Universal basic income (UBI) is periodic cash payment unconditionally delivered to all on an individual basis, without any work requirement.
In simple words, UBI is a form of social security in which all residents of a country receive an unconditional sum of money from the government or any other public institution in addition to any income obtained from elsewhere. Ideally, this payment is regardless of any differences in social or economic positions.
An unconditional income transfer to those below the poverty line is sometimes referred to as a partial basic income.
From the government side, this would mean massive shift in the way revenue received through taxation is spent. Currently, this money earned through taxation is used to fund the various services that the government provides, as well as the welfare subsidies it pays for. A shift to universal basic income would mean moving away from service delivery and instead simply providing people with the money to access those services.
The idea of a cash payment made to citizens irrespective of their wealth is centuries old and has its fans in India. A small UBI scheme was launched as a pilot in the state of Madhya Pradesh in 2010.
The Madhya Pradesh, UBI Pilot Project, 2010
The project involved 20 villages. According to the first communication of the pilot projects, positive results were found. Villages spent more on food and healthcare, children’s school performance improved in 68% of families.
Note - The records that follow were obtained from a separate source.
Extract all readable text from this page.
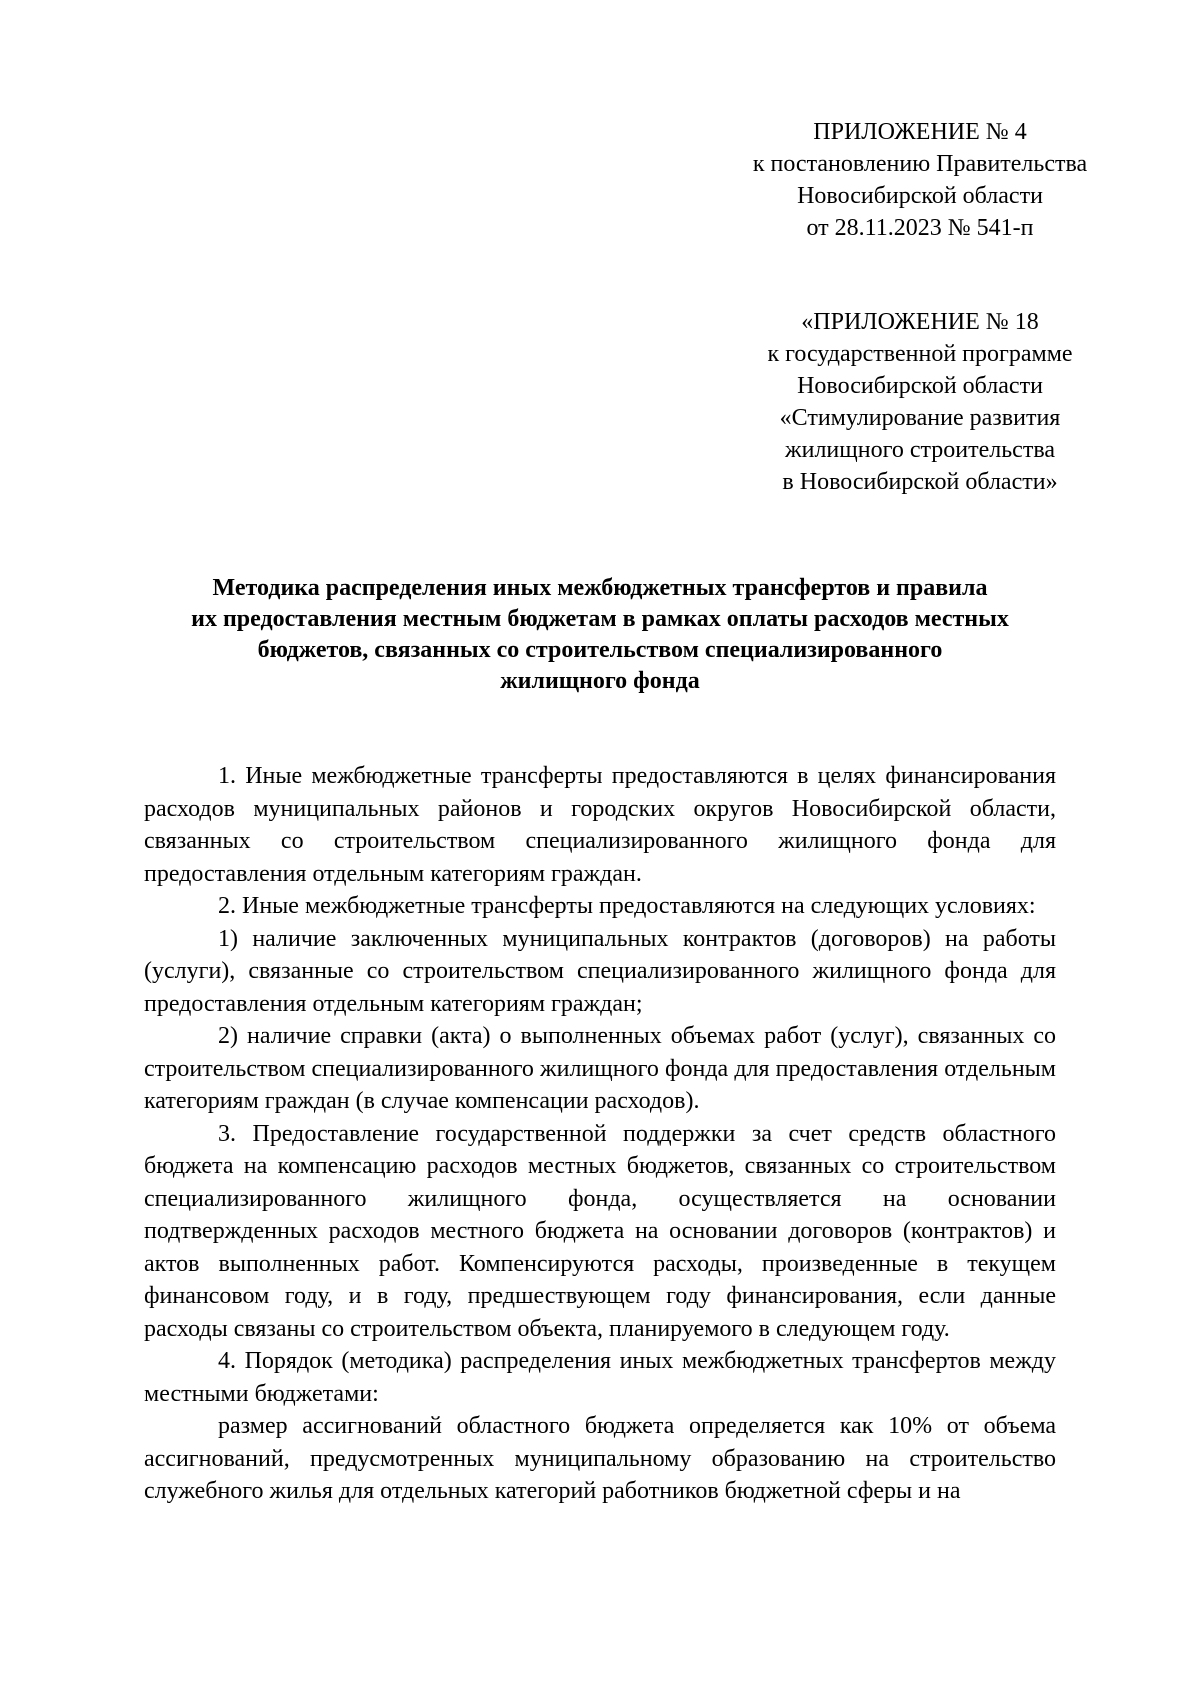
ПРИЛОЖЕНИЕ № 4
к постановлению Правительства
Новосибирской области
от 28.11.2023 № 541-п
«ПРИЛОЖЕНИЕ № 18
к государственной программе
Новосибирской области
«Стимулирование развития
жилищного строительства
в Новосибирской области»
Методика распределения иных межбюджетных трансфертов и правила
их предоставления местным бюджетам в рамках оплаты расходов местных
бюджетов, связанных со строительством специализированного
жилищного фонда

1. Иные межбюджетные трансферты предоставляются в целях финансирования расходов муниципальных районов и городских округов Новосибирской области, связанных со строительством специализированного жилищного фонда для предоставления отдельным категориям граждан.

2. Иные межбюджетные трансферты предоставляются на следующих условиях:

1) наличие заключенных муниципальных контрактов (договоров) на работы (услуги), связанные со строительством специализированного жилищного фонда для предоставления отдельным категориям граждан;

2) наличие справки (акта) о выполненных объемах работ (услуг), связанных со строительством специализированного жилищного фонда для предоставления отдельным категориям граждан (в случае компенсации расходов).

3. Предоставление государственной поддержки за счет средств областного бюджета на компенсацию расходов местных бюджетов, связанных со строительством специализированного жилищного фонда, осуществляется на основании подтвержденных расходов местного бюджета на основании договоров (контрактов) и актов выполненных работ. Компенсируются расходы, произведенные в текущем финансовом году, и в году, предшествующем году финансирования, если данные расходы связаны со строительством объекта, планируемого в следующем году.

4. Порядок (методика) распределения иных межбюджетных трансфертов между местными бюджетами:

размер ассигнований областного бюджета определяется как 10% от объема ассигнований, предусмотренных муниципальному образованию на строительство служебного жилья для отдельных категорий работников бюджетной сферы и на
Time spent in school, personal savings etc. also increased. The study also found an increase in economic activity as well as an increase in savings, an improvement in housing and sanitation, improved nutrition, less food poverty, improved health and schooling, greater inclusion of the disabled in society and a lack of frivolous spending.
Also, a scheme that comes any close to a UBI already functioning in India would be the National Rural Employment Guarantee Scheme. It benefits close to 185 million people with a budget of Rs 38,500 crore by guaranteeing them employment for a specific number of days.
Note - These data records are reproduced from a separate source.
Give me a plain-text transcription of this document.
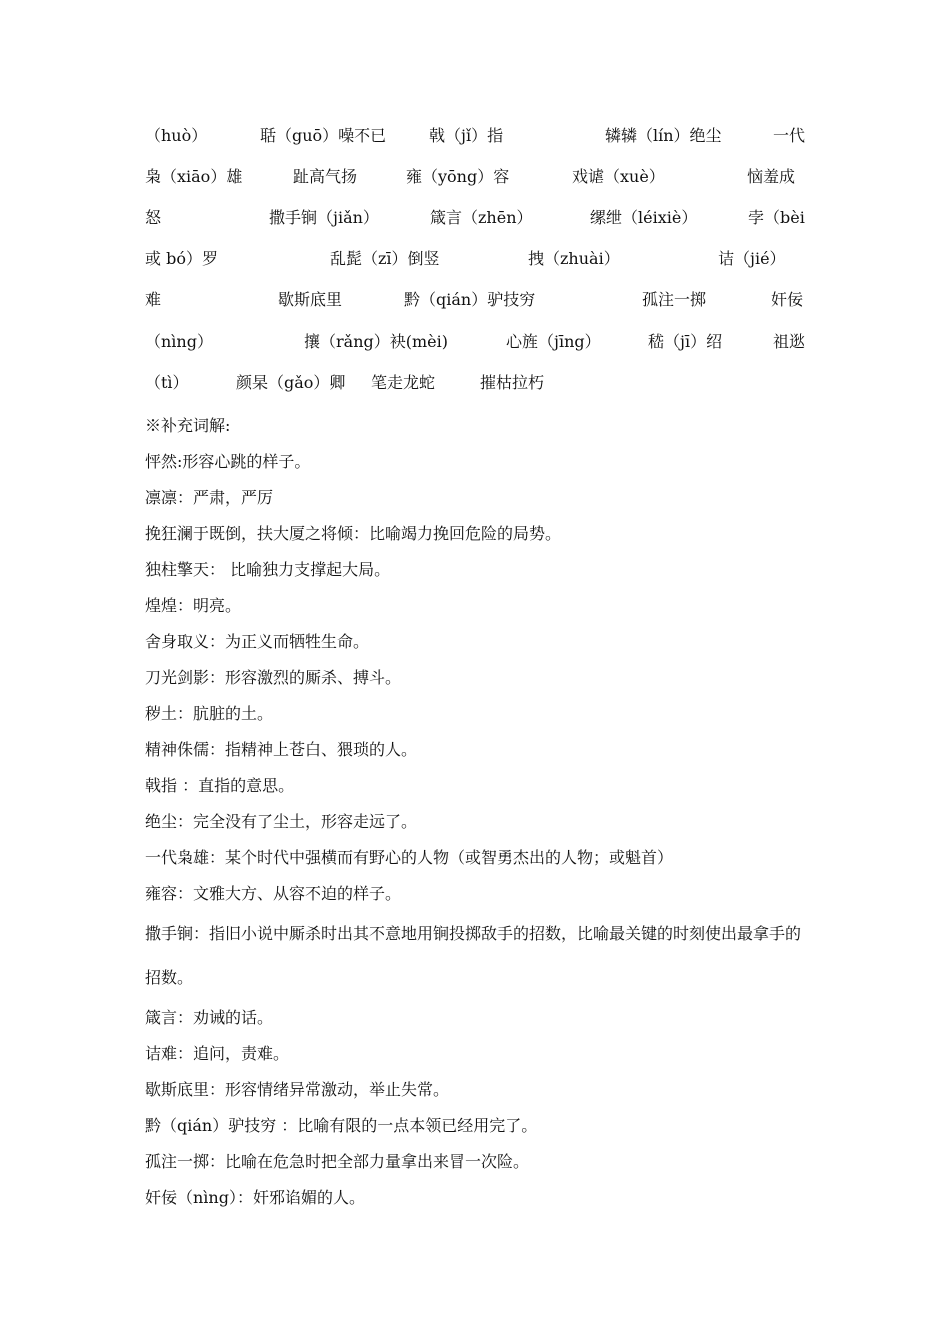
（huò）	聒（guō）噪不已	戟（jǐ）指	辚辚（lín）绝尘	一代
枭（xiāo）雄	趾高气扬	雍（yōng）容	戏谑（xuè）	恼羞成
怒	撒手锏（jiǎn）	箴言（zhēn）	缧绁（léixiè）	孛（bèi
或 bó）罗	乱髭（zī）倒竖	拽（zhuài）	诘（jié）
难	歇斯底里	黔（qián）驴技穷	孤注一掷	奸佞
（nìng）	攘（rǎng）袂(mèi)	心旌（jīng）	嵇（jī）绍	祖逖
（tì）	颜杲（gǎo）卿 笔走龙蛇	摧枯拉朽
※补充词解:
怦然:形容心跳的样子。
凛凛：严肃，严厉
挽狂澜于既倒，扶大厦之将倾：比喻竭力挽回危险的局势。
独柱擎天： 比喻独力支撑起大局。
煌煌：明亮。
舍身取义：为正义而牺牲生命。
刀光剑影：形容激烈的厮杀、搏斗。
秽土：肮脏的土。
精神侏儒：指精神上苍白、猥琐的人。
戟指 ：直指的意思。
绝尘：完全没有了尘土，形容走远了。
一代枭雄：某个时代中强横而有野心的人物（或智勇杰出的人物；或魁首）
雍容：文雅大方、从容不迫的样子。
撒手锏：指旧小说中厮杀时出其不意地用锏投掷敌手的招数，比喻最关键的时刻使出最拿手的招数。
箴言：劝诫的话。
诘难：追问，责难。
歇斯底里：形容情绪异常激动，举止失常。
黔（qián）驴技穷 ：比喻有限的一点本领已经用完了。
孤注一掷：比喻在危急时把全部力量拿出来冒一次险。
奸佞（nìng）：奸邪谄媚的人。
The pros of UBI for India are clear.
– It is easier to implement in terms of getting money to the intended recipients, as it will minimize the involvement of middlemen in the process.
– It will give people the power to spend on what they think is important for them.
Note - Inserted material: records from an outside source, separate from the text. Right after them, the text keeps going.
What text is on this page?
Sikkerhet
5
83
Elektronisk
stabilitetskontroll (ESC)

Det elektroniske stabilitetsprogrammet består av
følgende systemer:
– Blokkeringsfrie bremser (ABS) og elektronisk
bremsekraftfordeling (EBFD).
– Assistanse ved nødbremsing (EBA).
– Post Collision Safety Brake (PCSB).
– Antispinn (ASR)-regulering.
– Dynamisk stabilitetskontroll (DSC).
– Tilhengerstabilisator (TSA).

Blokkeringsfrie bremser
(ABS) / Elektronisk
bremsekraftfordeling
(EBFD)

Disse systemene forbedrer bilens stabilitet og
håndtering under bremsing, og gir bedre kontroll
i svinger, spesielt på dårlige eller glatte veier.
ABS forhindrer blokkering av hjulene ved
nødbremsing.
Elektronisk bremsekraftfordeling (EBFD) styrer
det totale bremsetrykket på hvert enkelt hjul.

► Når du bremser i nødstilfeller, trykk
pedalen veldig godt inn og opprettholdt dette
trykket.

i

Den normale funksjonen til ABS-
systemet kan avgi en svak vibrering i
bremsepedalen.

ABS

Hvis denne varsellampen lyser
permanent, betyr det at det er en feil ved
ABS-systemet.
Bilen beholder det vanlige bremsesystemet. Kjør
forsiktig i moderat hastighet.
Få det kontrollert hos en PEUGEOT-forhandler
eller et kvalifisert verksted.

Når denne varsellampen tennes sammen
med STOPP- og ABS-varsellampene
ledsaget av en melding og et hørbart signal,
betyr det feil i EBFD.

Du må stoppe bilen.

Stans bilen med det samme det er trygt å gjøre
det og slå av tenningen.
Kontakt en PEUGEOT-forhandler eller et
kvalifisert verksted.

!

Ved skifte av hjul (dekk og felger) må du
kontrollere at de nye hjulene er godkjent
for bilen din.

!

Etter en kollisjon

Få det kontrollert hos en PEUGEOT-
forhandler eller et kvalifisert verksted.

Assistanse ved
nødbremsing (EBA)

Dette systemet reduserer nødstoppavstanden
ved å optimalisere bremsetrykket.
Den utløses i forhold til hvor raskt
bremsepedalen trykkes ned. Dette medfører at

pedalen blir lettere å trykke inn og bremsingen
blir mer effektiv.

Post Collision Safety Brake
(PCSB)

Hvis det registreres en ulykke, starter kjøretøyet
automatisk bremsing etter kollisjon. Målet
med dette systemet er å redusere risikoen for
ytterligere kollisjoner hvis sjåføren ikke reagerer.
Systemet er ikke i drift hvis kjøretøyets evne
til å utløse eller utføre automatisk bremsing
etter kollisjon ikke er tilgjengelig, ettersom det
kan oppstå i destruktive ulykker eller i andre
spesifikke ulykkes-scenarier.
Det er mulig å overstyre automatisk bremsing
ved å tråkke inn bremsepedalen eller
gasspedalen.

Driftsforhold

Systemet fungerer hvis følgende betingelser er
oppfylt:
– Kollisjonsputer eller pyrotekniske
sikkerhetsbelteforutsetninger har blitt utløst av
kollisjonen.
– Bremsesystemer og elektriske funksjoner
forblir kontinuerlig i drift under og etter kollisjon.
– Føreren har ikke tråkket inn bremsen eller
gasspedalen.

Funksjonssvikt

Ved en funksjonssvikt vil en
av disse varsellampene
– The income will be regular in fashion and thus help alleviate poverty.
In countries like India, where more than 30% of the population lives below the poverty line and where basic services of health and education remain inefficient it is difficult to ascertain how a UBI scheme would work on a nation-wide basis.
But attempting to implement this scheme brings up a crucial question: Where would the money come from? The government would have only two ways to sustain the scheme: Either cut down on other subsidies to reduce expenditure and divert money to basic income, or increase taxes. Let us examine, what would happen in each of these scenarios.
It is a known fact that India has an abysmal position when it comes to Human Development Index. Thus, a large budget for basic income would mean money taken away from crucial policies such as those on health, education etc.
Various economists have pointed out that servicing the basic income scheme through higher taxes would lead to inflation. Thus, the value of the money paid as basic income would erode ( due to inflation, people would be able to buy less with the given money).
Thus, in countries like India, a basic income scheme in addition to the subsidies is recommended. The following picture best summarizes the pros and cons of UBI in general.
There’s time before 1.3 billion Indians receive such a transfer, but UBI is definitely a powerful idea. And though the time may not be ripe for implementation of basic income in the country, the time is definitely ripe for a serious discussion about it.